Pity the poor Groupon (GRPN) investor. Anyone who got caught up in the hype surrounding the IPO of the daily deals company just a little more than a year ago and held on to his shares is now sitting on a loss of more than 80 percent. A recent rally in the company’s stock price, amidst reports that Groupon’s board would meet to discuss replacing thirtysomething CEO Andrew Mason, may have helped psychologically but it only put a tiny dent in the losses that virtually every current shareholder has experienced owning the stock over the last 12 months.
That board meeting last week ended with directors deciding not to make any change in the company’s leadership, a decision that has already contributed to fresh declines in Groupon’s stock price. It ended the week at only $4.14 a share, down 84 percent from its closing peak above $26 from November 2011.
It’s not likely that the board views Mason’s leadership through the same rose-colored glasses that he himself donned. At a New York conference last week, the CEO said that, “if I ever thought I wasn’t the right guy for the job, I’d be the first person to fire myself.” (Reality check: How many people are quite that honest with themselves? And how many CEOs are ever that honest in evaluating their own tenure? That’s why boards of directors exist in the first place….) But some on the board have reportedly been looking for Mason to be "more aggressive and public" about the company's turnaround efforts, as Kara Swisher at AllThingsD reported.
It is hardly surprising that Mason’s leadership came up for discussion at the board level, and I would have given a lot to be a fly on the wall during the no doubt heated conversation that took place. After all, if you founded a company, took it public, invested in it over the four years of its existence and then watched its stock price flounder, you’re going to want to hold someone responsible for the stock’s disastrous performance.
But the problem here goes well beyond Mason’s performance in the CEO role and extends into areas that are completely beyond the ability of any board of directors to control. And some of these involve lessons that we all should have learned more than a decade ago, after the dotcom bubble burst.
Let’s start with Groupon’s rapid rise as a brand new company in a brand new industry. While it isn’t a dotcom that went from being launched to being a publicly traded startup company within a mere 18 months, as happened in the final stages of the dotcom frenzy, it simply went public prematurely.
When a baby is born prematurely, the infant is placed in an incubator and shielded from the harsh external environment, provided with round-the-clock nursing care and precisely the kind of nourishment needed to help him develop his vital organs. In contrast, a newly public company is shoved into the market and forced to compete for capital and the attention of investors. It’s a Machiavellian/Darwinian kind of world, and there’s no oversight or guidance from the investment bankers once the IPO has been completed.
The CEO isn’t the only person responsible for a premature IPO. Indeed, it’s the board that signs off on that decision, and on the terms of an IPO in general. And it’s the board that is responsible for ensuring that it has a reasonable long-term view of the company’s strategy and business environment.

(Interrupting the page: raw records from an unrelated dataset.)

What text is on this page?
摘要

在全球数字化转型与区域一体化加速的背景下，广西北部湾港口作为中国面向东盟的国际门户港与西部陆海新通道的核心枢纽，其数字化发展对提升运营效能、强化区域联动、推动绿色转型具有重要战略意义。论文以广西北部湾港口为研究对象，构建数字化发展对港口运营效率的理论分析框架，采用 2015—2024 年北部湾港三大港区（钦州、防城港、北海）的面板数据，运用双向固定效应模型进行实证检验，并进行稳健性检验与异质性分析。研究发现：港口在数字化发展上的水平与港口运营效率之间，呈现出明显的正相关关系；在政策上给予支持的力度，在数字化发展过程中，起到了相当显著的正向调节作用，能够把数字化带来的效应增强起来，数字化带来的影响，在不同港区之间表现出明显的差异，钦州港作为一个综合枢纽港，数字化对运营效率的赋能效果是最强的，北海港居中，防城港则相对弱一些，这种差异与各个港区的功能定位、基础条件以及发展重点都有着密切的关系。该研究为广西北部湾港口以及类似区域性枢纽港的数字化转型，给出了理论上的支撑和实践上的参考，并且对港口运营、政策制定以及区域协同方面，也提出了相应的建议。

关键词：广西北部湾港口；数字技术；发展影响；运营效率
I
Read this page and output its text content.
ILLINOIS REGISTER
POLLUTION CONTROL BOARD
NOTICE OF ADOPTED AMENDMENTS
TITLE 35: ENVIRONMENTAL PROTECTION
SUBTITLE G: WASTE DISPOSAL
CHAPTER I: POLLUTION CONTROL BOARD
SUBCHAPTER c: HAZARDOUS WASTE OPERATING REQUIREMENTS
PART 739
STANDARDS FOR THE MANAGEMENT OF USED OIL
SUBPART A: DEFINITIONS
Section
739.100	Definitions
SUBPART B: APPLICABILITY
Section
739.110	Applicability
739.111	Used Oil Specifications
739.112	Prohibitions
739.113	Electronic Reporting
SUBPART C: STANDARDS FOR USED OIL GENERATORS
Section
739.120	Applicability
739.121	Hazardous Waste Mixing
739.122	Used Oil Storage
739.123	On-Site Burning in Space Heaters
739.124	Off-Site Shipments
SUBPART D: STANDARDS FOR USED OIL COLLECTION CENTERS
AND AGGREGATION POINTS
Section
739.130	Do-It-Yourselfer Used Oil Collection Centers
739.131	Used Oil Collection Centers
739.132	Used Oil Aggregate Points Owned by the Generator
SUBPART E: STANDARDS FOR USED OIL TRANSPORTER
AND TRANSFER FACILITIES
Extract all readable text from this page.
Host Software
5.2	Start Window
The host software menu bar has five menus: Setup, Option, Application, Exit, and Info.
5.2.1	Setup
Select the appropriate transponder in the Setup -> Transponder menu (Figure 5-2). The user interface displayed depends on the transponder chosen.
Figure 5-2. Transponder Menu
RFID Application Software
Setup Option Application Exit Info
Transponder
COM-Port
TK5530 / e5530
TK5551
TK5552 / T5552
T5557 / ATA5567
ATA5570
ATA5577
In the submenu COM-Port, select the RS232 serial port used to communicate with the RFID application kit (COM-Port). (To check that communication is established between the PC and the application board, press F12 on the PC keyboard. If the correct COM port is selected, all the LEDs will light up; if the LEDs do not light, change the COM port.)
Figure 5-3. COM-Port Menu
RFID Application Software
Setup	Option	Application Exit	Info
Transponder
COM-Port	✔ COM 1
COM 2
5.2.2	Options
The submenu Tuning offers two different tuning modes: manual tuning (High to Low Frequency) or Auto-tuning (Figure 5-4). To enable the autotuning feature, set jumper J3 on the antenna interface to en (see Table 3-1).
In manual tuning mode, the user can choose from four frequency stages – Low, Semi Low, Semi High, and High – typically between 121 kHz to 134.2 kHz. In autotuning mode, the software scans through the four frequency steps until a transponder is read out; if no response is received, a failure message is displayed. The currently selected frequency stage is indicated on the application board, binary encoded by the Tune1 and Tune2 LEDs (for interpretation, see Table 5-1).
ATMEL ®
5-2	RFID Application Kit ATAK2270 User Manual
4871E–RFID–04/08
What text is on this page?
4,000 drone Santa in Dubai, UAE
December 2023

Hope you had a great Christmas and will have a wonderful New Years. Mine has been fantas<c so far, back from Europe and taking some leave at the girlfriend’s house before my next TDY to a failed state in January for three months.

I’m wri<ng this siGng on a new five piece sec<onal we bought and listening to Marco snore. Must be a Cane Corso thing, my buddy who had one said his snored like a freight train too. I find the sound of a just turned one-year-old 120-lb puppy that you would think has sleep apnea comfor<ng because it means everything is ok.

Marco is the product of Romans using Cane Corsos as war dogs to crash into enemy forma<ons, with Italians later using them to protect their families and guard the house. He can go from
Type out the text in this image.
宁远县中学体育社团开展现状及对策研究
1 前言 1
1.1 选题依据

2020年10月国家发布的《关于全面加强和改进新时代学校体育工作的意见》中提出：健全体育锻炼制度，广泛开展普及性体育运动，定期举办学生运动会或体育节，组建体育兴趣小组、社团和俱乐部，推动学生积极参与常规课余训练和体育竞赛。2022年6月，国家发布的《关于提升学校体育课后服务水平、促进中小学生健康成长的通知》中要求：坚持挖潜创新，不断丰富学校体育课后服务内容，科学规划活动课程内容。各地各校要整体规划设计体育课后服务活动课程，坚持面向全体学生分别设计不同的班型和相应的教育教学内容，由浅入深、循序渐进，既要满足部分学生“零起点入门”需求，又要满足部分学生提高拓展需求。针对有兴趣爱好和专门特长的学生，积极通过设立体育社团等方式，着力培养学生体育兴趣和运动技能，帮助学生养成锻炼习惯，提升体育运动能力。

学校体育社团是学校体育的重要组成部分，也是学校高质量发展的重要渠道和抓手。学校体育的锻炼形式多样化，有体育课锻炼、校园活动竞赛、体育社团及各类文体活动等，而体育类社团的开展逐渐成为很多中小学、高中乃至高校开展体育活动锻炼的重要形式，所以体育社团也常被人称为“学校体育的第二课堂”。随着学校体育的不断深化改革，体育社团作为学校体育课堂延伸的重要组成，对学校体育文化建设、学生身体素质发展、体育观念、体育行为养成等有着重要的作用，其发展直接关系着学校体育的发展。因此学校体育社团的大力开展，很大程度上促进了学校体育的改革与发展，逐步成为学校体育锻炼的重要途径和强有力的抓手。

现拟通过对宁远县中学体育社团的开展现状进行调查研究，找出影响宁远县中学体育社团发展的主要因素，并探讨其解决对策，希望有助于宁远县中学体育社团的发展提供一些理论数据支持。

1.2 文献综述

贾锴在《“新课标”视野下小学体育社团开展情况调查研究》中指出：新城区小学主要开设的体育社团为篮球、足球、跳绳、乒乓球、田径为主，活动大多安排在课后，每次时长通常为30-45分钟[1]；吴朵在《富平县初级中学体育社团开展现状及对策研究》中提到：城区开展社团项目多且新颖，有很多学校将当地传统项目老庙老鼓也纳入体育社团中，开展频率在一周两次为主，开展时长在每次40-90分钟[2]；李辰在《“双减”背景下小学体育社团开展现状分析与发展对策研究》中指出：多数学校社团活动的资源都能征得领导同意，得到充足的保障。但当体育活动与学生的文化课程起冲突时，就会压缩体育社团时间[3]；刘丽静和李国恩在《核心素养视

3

To the extent that Groupon’s post-IPO woes were foreseeable, directors should have considered them when deciding to go public, and adjusted their plans accordingly. To the extent that they weren’t, such as the departure of some key executives, the board members need to ask themselves with ruthless honesty whether those can be attributed to Mason. Were personality conflicts or poor management responsible for those departures, or poor judgment on Mason’s part responsible for its accounting problems? Did he foresee the risks that lay ahead but fail to disclose them honestly to the board? If the answer to the above is “no,” then it’s hard to make a case that Mason alone is responsible for the company’s plunge in share price.
Part of the problem, indeed, lies with irrational expectations on the part of both the company and its shareholders. For whatever reason, the dotcom debacle has failed to convince investors that it’s not possible to make a quick killing from a new business model. Too many speculators still believe that it’s OK to invest in a newish business run by a 30-something CEO in hopes of doubling their money. When investment bankers take an IPO candidate like Groupon on the road, they are counting on that kind of irrational exuberance to drive demand for the stock, citing intangibles like investor enthusiasm in their pitches to institutional investors. Exactly the same phenomenon was at work in Facebook’s (FB) IPO faceplant.
Groupon may be a really bad investment, even at its recent lows. But Mason is not the only culprit. The responsibility is more collective in nature. It extends to the company’s directors, its investment bankers (who whipped up demand for the IPO, as they pursued the underwriting fees and the league table credit) and to investors who were willing to pay $20 a share for stock in a company involved in an industry with very little track record and virtually no competitive “moat.”
Because the daily deals business sounded so convincing, because it looked like a new new thing and not just a plain old coupon business, because we all wanted to find some kind of growth in a slow-growth stock market, many of us put our sober second thoughts to one side. Once again, we were willing to believe that pots of gold lie at the end of rainbows. And once again we learned that’s rarely if ever true.